Depuis retourna le dit roi Henry à Montpellier devers le duc d’Anjou, et eurent traités ensemble[3] ; et me fut adonc dit et recordé par ceux qui en cuidoient bien aucune chose sçavoir, et depuis on en a vu l’apparent, que le roi acheta ou emprunta au duc d’Anjou un châtel séant de-lez Toulouse, sur les frontières de la prinçauté, lequel châtel on appelle Roquemore[4]. Là recueillit-il et assembla gens, Bretons et autres des compagnies, qui n’étoient point passées outre en Espaigne avec le prince ; et furent à ce commencement environ trois cents.

Ces nouvelles furent envoyées à madame la princesse qui se tenoit à Bordeaux, que le roi Henry pourchassoit confort et aide de tous côtés pour faire guerre à la prinçauté et duché d’Aquitaine ; si en fut tout ébahie ; et pourtant qu’il se tenoit sur le royaume de France, elle en escripsit et envoya grands messages par devers le roi de France, en lui suppliant moult chèrement qu’il ne voulsist mie consentir que le bâtard d’Espagne lui fît guerre et eût son recours et son ressort en France ; car trop grands maux en pourroient naître et venir. Le roi de France descendit légèrement à la prière de la princesse, et envoya messages hâtivement devers le bâtard Henry, qui se tenoit au châtel de Roquemore, sur les frontières de Montalban, et qui commençoit jà à guerroyer le pays d’Aquitaine et la terre du prince, en lui mandant et commandant que lui étant ni séjournant sur son royaume, il ne fît point de guerre en la terre de son cher neveu le prince de Galles et d’Aquitaine. Et encore pour donner plus grand exemple à ses gens que point ne s’aherdissent avec le bâtard Henry, il fit le jeune comte d’Aucerre aller tenir prison au châtel du Louvre, pourtant qu’il étoit en grands traités devers le roi Henry et y devoit aller à grand nombre de gens d’armes, ce disoit-on ; pour ce lui fit le roi briser son propos.

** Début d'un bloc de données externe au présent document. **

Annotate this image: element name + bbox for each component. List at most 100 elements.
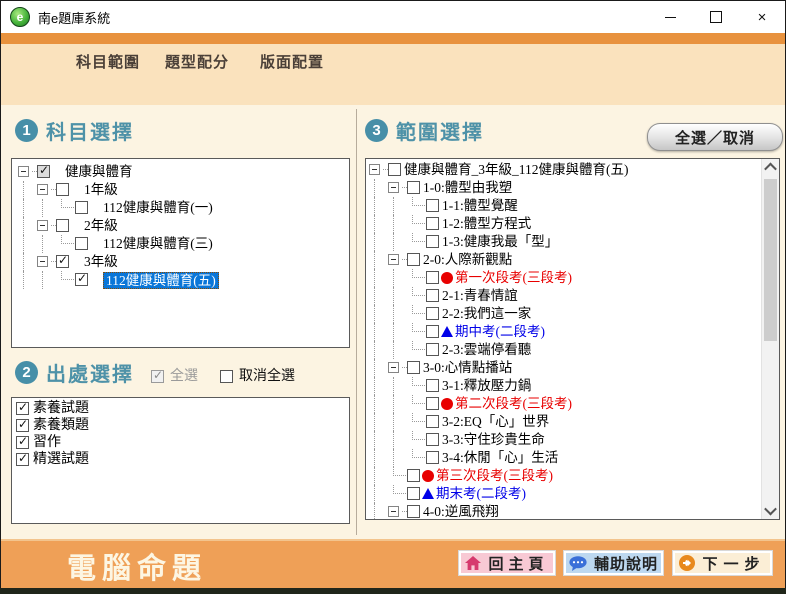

Au mandement du roi de France obéit le roi Henry ; ce fut bien raison : mais pour ce ne laissa-t-il mie à faire son emprise ; et se partit de Roquemore atout bien quatre cents Bretons. Si étoient alliés et ahers avec lui ces chevaliers et écuyers bretons qui ci s’ensuivent : messire Arnoul de Limosin[5], messire Geffroy Ricon, messire Yon de Lakonet, Sevestre Budes, Aliot de Calay, Alain de Saint-Pol. Et vinrent ces gens d’armes, Bretons et autres, chevauchant roidement parmi les montagnes ; et entrèrent en Bigorre en la prinçauté ; et prirent de nuit et échellèrent une ville que on appelle Bagnères ; si la fortifièrent et réparèrent bien et fort ; et puis chevauchèrent en la terre du prince et là commencèrent à courir, et y portèrent grand dommage. Mais la princesse y envoya au devant messire James d’Audelée, qui étoit demeuré en Aquitaine tout souverain et gouverneur pour garder le pays. Nonobstant ce, si y firent le roi Henry et les Bretons moult de dommages ; car toujours leur croissoient gens. Or retournerons au prince de Galles et à ses gens, qui se tenoient au Val-d’Olif et là environ, en attendant la venue du roi Dam Piètre, car point ne revenoit ainsi que au prince avoit promis.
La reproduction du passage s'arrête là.